Garatujas de Jorge Guinle.
Prefiro Carlos Oswald, acima.

E definitivamente não gosto de instalações. Ou melhor, gosto das primeiras instalações, aquelas do russo Vladimir Tatlin, que sabia o que fazia. Esses caras de hoje apenas copiam copiam copiam à exaustão, mas se acham - e outros "experts" acham também - que são muito criativos.

Ontem passei 4 horas observando as pinturas dos séculos XIX e XX. Hoje passei 1 hora vendo toda a parte de arte contemporânea, sem quase nada que valesse a pena me deter um pouco mais. Com exceção de Luise Weiss e Renina Katz, como disse. E somente passei todos os 60 minutos porque parei em todos, anotei todos os nomes expostos. E percebi uma coisa muito interessante sobre as obras desses artistas contemporâneos: muitos dos trabalhos - contei 11, mas tinha mais - não tinha um título para a obra. Ou melhor tinha como título o título "Sem Título"... Nem eles sabem como dar um nome à coisa amorfa que fazem? Ou será que o charme a mais da obra denominada de "contemporânea" é mesmo não ter um título?

Não tinha um único ser humano lá, além de mim, olhando para aquilo. Ou melhor, dois rapazes passaram por mim, olhando rapidamente aqueles quadros, rindo muito. Lembrei de um texto que li em um site inglês, onde o jornalista contava que fez uma pesquisa sobre quanto tempo as pessoas param em frente a obras desse tipo e concluiu que são poucos segundos... Os que param. Ainda vou falar desse texto por aqui, em breve. 
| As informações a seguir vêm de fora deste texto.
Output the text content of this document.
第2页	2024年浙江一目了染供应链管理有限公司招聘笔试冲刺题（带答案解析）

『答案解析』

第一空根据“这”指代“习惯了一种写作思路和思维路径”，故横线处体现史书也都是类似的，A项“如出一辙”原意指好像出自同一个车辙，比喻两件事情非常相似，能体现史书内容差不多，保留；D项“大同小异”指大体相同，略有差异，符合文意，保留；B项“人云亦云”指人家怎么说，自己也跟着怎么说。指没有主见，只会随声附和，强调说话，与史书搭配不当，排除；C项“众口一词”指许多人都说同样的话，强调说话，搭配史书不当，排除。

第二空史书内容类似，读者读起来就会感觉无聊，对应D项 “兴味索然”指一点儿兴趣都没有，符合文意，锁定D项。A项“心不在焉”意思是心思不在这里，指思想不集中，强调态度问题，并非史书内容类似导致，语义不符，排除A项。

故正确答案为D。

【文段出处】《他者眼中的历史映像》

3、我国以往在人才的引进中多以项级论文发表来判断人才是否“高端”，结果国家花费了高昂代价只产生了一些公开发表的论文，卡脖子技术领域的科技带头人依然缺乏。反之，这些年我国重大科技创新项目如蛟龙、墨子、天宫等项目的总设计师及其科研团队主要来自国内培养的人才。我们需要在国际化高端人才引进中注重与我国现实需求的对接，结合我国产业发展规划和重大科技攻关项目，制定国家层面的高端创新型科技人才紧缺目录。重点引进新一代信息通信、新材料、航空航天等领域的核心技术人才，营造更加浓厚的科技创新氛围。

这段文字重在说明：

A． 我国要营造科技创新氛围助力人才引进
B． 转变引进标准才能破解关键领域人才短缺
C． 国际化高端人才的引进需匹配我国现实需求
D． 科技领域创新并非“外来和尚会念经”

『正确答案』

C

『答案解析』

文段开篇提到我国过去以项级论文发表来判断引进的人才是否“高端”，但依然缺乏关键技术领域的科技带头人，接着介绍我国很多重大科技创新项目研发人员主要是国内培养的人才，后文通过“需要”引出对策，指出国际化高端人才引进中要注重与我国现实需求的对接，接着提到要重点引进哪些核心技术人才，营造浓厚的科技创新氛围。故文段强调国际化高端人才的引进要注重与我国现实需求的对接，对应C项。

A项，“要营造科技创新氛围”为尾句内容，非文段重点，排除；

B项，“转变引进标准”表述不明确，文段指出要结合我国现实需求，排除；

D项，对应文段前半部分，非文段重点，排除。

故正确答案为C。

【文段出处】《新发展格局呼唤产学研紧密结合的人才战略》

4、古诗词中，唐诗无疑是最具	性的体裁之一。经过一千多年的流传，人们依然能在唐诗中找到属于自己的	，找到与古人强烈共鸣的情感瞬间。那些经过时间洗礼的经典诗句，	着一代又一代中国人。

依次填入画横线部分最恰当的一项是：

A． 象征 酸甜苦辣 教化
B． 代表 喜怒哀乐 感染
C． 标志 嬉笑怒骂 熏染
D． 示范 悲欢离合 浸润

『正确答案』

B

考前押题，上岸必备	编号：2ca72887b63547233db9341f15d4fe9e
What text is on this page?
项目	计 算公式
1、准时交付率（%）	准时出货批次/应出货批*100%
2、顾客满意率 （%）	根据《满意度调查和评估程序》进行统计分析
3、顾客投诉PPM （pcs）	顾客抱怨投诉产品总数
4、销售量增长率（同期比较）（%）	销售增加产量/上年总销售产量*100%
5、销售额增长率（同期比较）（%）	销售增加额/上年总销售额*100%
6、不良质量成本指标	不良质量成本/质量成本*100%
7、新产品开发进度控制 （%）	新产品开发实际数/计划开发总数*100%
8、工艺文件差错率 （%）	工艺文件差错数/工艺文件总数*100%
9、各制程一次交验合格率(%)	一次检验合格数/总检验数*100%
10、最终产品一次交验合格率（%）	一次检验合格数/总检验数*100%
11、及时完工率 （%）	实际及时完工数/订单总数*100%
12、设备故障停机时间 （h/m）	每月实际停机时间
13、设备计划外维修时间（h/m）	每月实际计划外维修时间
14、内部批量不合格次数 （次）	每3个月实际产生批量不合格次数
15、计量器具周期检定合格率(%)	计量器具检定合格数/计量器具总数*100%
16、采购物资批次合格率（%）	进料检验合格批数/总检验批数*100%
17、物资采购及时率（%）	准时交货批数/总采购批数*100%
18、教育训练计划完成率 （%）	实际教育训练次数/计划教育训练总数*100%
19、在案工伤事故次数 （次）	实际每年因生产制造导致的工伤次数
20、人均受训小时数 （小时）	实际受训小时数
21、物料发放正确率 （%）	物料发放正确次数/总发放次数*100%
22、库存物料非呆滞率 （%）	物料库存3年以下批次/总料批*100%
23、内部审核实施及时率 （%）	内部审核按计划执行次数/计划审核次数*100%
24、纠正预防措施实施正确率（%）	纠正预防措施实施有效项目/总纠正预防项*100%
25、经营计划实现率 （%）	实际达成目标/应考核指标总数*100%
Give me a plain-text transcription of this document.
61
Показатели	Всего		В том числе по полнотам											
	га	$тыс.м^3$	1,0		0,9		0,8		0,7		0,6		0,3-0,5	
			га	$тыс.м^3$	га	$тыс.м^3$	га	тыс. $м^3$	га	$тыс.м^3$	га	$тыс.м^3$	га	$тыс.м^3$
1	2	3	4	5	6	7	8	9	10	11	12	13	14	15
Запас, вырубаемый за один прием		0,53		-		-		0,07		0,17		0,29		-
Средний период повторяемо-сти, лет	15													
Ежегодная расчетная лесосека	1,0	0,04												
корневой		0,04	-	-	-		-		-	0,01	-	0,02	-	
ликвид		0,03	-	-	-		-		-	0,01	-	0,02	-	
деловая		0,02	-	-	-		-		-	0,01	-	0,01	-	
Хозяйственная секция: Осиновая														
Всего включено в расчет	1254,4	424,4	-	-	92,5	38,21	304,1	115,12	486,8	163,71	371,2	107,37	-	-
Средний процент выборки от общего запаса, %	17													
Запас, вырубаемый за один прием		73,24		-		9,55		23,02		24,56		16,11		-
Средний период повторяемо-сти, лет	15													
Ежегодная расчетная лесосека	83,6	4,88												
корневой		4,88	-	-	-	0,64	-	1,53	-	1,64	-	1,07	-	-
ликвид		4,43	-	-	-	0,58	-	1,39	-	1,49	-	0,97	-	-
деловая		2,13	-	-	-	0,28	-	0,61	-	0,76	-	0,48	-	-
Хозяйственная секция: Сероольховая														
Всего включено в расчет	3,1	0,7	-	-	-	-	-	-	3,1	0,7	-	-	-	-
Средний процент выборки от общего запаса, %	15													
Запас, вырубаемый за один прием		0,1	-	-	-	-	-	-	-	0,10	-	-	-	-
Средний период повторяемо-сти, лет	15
Gravura em água forte, água tinta e ponta
seca de Carlos Oswald (1882-1971)
Outra observação: textos para ler, tem! Talvez para ocupar o espaço da "obra", que parece não preencher direito a falta. Copiei estes dois exemplos, um deles de uma sala de exposições da Escola de Artes Visuais do Parque Lage: 

Exemplo número 1: "Pela percepção da essência de matéria prima num processo próprio de inspiração, (fulano) interage livremente no consciente e inconsciente. (...)"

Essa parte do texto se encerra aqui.